Thursday, July 1, 2010

White Gold


Gold is the most popular setting for jewelry across the world. The two most popular types of gold are white gold and yellow gold. Until the 1920’s, white gold was virtually unheard of, but now it is the preferred metal for many in everything from earrings to engagement rings. In 1990 we saw an all time high in demand for white gold, most specifically, in engagement and wedding rings. Why did this demand for white gold change from the ever-classy yellow gold?

We have all seen the styles in the shop windows change from spandex to baggy sweaters, distressed jeans to micro mini skirts and now, back to spandex. Styles change every day whether it be clothes, furniture, cars, or paint colors. Jewelry is no exception.

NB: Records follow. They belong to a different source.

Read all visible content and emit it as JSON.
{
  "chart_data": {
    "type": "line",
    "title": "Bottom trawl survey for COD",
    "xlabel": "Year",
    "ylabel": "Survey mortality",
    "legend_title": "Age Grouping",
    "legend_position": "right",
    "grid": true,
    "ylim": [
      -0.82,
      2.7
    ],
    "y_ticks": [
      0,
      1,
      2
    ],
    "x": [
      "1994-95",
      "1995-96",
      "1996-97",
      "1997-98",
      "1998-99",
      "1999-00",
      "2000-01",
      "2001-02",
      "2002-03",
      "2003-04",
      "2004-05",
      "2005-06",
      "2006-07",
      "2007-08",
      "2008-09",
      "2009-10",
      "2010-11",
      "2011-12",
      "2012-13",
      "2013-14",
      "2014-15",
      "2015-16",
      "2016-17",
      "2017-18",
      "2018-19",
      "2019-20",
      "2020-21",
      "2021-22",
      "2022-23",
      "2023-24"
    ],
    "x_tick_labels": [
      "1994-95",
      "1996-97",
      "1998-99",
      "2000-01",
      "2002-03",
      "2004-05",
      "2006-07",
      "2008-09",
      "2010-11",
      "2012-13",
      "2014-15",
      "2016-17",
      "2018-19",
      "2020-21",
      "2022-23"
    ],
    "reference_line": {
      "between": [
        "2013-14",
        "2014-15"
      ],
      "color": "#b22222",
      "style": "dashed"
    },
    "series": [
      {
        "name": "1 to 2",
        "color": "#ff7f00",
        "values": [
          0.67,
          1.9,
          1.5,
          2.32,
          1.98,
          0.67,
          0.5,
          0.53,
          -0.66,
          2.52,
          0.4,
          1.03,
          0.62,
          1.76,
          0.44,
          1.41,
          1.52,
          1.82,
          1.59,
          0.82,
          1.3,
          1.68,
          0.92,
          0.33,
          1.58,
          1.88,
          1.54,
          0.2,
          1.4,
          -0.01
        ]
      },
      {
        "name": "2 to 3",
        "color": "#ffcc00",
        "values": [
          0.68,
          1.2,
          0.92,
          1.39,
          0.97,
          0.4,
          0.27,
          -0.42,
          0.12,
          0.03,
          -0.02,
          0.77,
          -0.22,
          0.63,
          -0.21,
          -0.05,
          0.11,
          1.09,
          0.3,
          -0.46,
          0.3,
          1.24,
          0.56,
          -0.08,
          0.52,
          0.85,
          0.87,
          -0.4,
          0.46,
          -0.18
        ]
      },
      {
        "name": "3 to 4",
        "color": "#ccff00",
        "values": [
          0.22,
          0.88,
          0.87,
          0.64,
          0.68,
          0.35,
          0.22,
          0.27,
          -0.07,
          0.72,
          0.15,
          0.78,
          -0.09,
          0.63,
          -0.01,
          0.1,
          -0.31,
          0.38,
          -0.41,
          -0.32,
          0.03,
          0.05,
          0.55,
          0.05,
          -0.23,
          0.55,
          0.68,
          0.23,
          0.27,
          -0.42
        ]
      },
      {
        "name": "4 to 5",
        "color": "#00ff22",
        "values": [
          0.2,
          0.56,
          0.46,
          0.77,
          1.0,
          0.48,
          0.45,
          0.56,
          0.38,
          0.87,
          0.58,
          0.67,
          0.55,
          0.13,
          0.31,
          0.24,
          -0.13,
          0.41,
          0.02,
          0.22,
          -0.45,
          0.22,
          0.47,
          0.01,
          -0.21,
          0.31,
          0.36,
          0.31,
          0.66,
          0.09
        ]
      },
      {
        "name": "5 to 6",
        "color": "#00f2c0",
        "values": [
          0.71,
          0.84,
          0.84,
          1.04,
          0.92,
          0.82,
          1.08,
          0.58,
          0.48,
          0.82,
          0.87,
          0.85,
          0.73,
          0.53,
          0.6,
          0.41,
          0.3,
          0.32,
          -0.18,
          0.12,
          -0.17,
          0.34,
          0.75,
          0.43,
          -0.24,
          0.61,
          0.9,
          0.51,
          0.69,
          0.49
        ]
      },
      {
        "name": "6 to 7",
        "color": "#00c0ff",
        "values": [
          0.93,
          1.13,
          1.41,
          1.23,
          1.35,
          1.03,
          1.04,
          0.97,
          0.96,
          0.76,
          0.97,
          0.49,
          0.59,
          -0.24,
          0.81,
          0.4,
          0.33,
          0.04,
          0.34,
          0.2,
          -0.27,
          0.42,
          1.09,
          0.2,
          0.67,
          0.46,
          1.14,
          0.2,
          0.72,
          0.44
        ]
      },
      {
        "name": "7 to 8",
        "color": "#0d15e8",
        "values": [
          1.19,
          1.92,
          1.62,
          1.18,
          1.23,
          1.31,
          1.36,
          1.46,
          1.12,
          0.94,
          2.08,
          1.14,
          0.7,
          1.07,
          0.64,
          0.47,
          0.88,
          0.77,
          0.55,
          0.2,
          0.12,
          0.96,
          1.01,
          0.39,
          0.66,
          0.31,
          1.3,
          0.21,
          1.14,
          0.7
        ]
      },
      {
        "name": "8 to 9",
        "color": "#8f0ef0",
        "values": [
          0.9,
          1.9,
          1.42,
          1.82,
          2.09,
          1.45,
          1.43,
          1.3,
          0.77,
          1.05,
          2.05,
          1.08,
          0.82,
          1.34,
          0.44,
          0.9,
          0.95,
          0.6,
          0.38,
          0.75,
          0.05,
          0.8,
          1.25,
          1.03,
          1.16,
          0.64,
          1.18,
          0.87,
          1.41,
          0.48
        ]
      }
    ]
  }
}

Many women began to prefer white gold over yellow gold because the color looked nicer against their skin, it matched their clothing better, their trusted friend wore it, or simply because it appealed to them more. People began to view yellow gold as old-fashioned and out of date. They sought something new, fresh, and different than the yellow gold that they associated with their mother and grandmother.
Platinum became more popular in the 1920’s than it ever had before. Platinum was exactly what people were looking for: fresh, new and gorgeous. Unfortunately, platinum proved much more expensive than the average pocket book could handle. Because platinum was so expensive, many people opted for white gold, which looks identical to platinum if done right.

There are two ways to get white gold. One way is the mixture of the metals used in creating the jewelry. Gold is an extremely soft metal and is always mixed with an alloy such as copper or silver to make it harder and practical for wear. Depending on what alloys are used and in what percentages, the gold could be white, yellow, pink, purple, and even green.

The second way to create white gold is to coat yellow gold in rhodium, a liquid made from platinum. When a yellow gold piece is dipped in rhodium it gets a coating that lightens the color and makes it look like white gold. The more rhodium on a piece, the whiter it will appear. The effect is like painting a wall. The wall appears to be white, but underneath is it still yellow.

When buying a piece of jewelry, it is impossible to tell whether it is solid white gold or yellow gold coated in rhodium unless the jeweler knows. The markings are the exact same.  Both look equally beautiful and generally cost the same.

The unfortunate side to yellow gold dipped in rhodium is that, like paint on a wall, the rhodium can rub off with wear and time. Sometimes the rhodium can begin to wear off after as little as four to six months. When that happens you will begin to see a yellow tinge showing through.

The only way to protect your jewelry from doing this is to take very good care of it. Do not wear your jewelry in the shower, when doing yard work or any other activity that may cause more contact with your jewelry than necessary.

Within in the past few months, style has begun to change again and yellow gold is peeking its head through. We are beginning to see more yellow gold than we have since the 1980’s. We will just have to wait and see if yellow gold comes out on top of white gold again.